Amerika

Furthest Right

Red light cameras: like the drug war, a slippery slope

I’ve noticed these annoying little gadgets in the news more lately. They’re our latest fascination because they make it so easy to do something — but the definition of that something keeps expanding.

It’s what they call a “slippery slope” because once you start descending it, you slip and slide and gain speed and soon you’re into a much more serious business than you started out with.

Chicago could rake in “at least $200 million” a year — and wipe out the entire projected deficit for 2009 — by using its vast network of redlight and surveillance cameras to hunt down uninsured motorists, aldermen were told today.

An estimated 24 percent of all vehicles on the nation’s roadways are not insured, adding $100a year to the annual insurance rate paid by responsible motorists.

But, aldermen clearly had dollar signs in their eyes after hearing InsureNet’s pitch to enlist the city’s entire network of surveillance cameras — and install new ones at high-traffic locations — in the hunt for the uninsured.

The Sun Times

When there’s a hammer lying around, the temptation to use it occurs — even if that use is to bash someone’s head in. We either try to target the tool, or the temptation.

With automated ticketing cameras, as with most technology, we have a tool that carries temptation in itself: without anyone even having to use it, it automagically gets those bad guys and makes life cheaper for the rest of us.

We knew that this would happen because these cameras have two temptations:

  1. Get the bad guys
  2. Hey, a little profit never hurt anyone, and we’re broke

But being broke for a government is a self-fulfilling prophecy. Get more money, spend more money, thus need more money. It’s like expanding your farm: every time you add an acre, you need more money to plant, water, dig, etc. that new acre.

At the nexus of “profit” and “bad guys” is a dangerous interzone where no one really cares about the victims, and everyone wants the cash or cash saved. Sin taxes. Prison rape. Even internet piracy. Our moral justifications become weapons because by assessing someone as a bad guy, we make it OK to take from them.

As more cities sign up and others invest their profits into more cameras, those companies expect increased revenue for years to come.

What’s less clear is whether the cameras improve safety. While studies show fewer T-bone crashes at lights with cameras and fewer drivers running red lights, the number of rear-end crashes increases.

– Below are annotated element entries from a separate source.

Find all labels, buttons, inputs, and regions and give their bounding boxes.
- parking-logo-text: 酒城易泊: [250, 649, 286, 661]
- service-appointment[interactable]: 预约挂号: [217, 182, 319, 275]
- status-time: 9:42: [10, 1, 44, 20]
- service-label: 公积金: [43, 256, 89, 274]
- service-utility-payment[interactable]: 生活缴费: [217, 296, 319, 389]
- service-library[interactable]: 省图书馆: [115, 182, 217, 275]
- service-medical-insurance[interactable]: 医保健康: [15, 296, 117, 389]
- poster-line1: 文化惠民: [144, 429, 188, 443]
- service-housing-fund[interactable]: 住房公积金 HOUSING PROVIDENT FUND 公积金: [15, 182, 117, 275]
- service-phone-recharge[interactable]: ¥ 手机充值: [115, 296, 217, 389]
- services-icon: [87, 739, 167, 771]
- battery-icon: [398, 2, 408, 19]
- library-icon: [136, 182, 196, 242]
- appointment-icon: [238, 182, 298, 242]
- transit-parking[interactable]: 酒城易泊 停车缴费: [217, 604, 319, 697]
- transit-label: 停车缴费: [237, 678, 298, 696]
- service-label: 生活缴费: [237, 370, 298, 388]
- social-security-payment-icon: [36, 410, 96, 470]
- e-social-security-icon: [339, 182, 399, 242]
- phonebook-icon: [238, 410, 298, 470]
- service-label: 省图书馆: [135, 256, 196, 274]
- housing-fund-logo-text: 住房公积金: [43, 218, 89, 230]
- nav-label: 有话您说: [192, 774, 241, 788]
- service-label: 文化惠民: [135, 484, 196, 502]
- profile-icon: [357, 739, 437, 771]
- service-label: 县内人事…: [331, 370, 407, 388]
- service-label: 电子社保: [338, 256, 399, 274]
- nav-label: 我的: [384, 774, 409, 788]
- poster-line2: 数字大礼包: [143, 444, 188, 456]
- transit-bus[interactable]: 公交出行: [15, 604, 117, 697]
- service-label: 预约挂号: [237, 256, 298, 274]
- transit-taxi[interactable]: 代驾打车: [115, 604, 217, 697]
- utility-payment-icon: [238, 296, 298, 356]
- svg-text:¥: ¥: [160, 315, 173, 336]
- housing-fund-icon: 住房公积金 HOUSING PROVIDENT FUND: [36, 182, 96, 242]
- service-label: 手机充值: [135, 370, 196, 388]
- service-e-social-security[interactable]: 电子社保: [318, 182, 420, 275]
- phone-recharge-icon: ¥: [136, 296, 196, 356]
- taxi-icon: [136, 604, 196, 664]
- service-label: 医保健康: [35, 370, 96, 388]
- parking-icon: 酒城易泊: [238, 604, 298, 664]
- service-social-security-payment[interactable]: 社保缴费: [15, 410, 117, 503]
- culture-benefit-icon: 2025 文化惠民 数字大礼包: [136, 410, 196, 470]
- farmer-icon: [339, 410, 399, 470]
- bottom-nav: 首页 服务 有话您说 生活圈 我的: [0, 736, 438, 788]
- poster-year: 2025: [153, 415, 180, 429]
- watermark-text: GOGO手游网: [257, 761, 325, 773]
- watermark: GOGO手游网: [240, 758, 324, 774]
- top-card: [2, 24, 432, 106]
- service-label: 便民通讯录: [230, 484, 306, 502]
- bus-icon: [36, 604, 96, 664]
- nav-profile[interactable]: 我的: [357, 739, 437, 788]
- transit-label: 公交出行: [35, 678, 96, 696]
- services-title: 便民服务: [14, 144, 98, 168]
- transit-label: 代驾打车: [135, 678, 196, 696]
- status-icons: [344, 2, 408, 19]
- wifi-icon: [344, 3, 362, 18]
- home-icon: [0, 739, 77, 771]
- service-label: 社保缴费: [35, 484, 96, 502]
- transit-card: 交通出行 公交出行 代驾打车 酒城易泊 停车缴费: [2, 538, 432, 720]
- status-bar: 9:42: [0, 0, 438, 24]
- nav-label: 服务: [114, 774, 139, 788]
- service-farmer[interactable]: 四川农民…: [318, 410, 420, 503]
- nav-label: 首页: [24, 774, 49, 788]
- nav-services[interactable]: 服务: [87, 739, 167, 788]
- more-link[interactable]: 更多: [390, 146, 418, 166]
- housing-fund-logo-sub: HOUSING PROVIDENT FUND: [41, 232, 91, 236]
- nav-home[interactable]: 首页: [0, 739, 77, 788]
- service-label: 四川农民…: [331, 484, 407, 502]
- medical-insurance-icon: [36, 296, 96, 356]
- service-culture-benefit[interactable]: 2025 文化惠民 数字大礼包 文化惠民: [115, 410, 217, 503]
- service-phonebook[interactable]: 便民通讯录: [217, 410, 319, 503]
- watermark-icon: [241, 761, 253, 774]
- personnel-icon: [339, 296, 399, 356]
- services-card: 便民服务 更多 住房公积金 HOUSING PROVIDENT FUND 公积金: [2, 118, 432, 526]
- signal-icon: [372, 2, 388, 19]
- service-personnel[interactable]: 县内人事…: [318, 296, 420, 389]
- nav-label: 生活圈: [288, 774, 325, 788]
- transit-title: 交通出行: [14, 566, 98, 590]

The largest red-light camera company, Redflex Traffic Systems of Scottsdale, operates red-light or speed cameras in 22 states, and added 79 cities last year. It signed a $32 million maintenance contract with Chicago last fall, and in just the last three weeks of last year, Redflex added five new cities.

Redflex saw net, after-tax profits of $10.6 million in fiscal year 2008, up from $7.3 million the year before.

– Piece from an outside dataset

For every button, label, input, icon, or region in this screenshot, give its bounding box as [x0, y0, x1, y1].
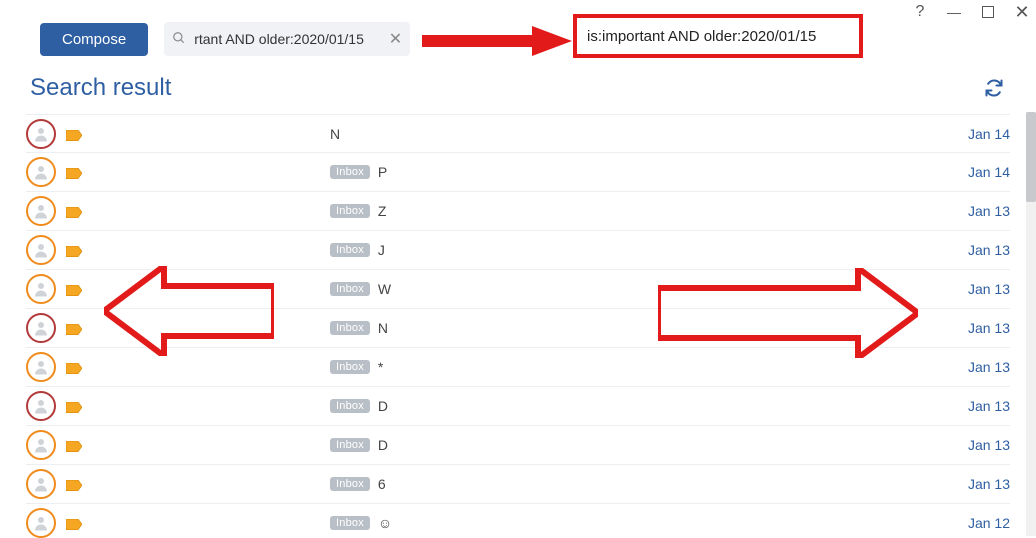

That ticket in Clive shows why: More than half of the $75 fine went to Redflex.

SJMN

Half of the profit goes to the corporation that installed the cameras. But still, “new” money goes to the city.

And when they spend more money, they need more money, and start looking for a way to add more to their coffers.

Have we seen this pattern before?

The Drug War cost law enforcement agencies lots of money to fight everyday. When they seized guns and drugs, those items get destroyed, but what happens to money and cars impounded from these crimes? It actually gets reinvested to get narcotics off the streets,

This equipment was made possible through drug forfeiture money that comes from car auctions and money seizures.

“We’ve been able to buy equipment if the city itself were having to fund it we would not be able to get,” Chief Torres said. “They just would not be able to afford it.”

Some critics accuse these officers who regularly patrol roadways of being highway pirates, but top-ranking officers said they make sure the seizures are tied to drugs.

In Jim Wells County, nearly $300,000 bought new patrol cars, laptop computers four drug dogs and a bomb sniffing dog.

KIIITV

The war on some drugs (conspicuously, alcohol and tobacco were left out) introduced this concept of zero tolerance seizure: if we find any drugs or drug money on your property, we seize it.

Boats. Cars. Houses. Even business complexes. Where does it end? Well, we always need money, and they’re still bad guys.

I am not against destroying parasites, or exiling bad guys. I am not really against confiscating their property. But I would like to point out that it’s a slippery slope. The first generation sets it up, and uses it responsibly. When there’s new personnel, or new budget shortfalls, the use gets expanded. Inch by inch, it creeps outward.

Red light cameras are going the same way. At first the justification was that we would bust those who run red lights and make the streets safer… and profit. But that cause/effect gets reversed, and so when we need some profit to fill up budget shortfalls, we go looking for new bad guys.

There’s a disturbing possibility that search doesn’t end. Using non-green lightbulbs? Smoking in bed? Haven’t paid your TV tax? Here they come, because you’re now a source of profit, having made yourself a “bad guy” by the ever-increasing definition of the hour.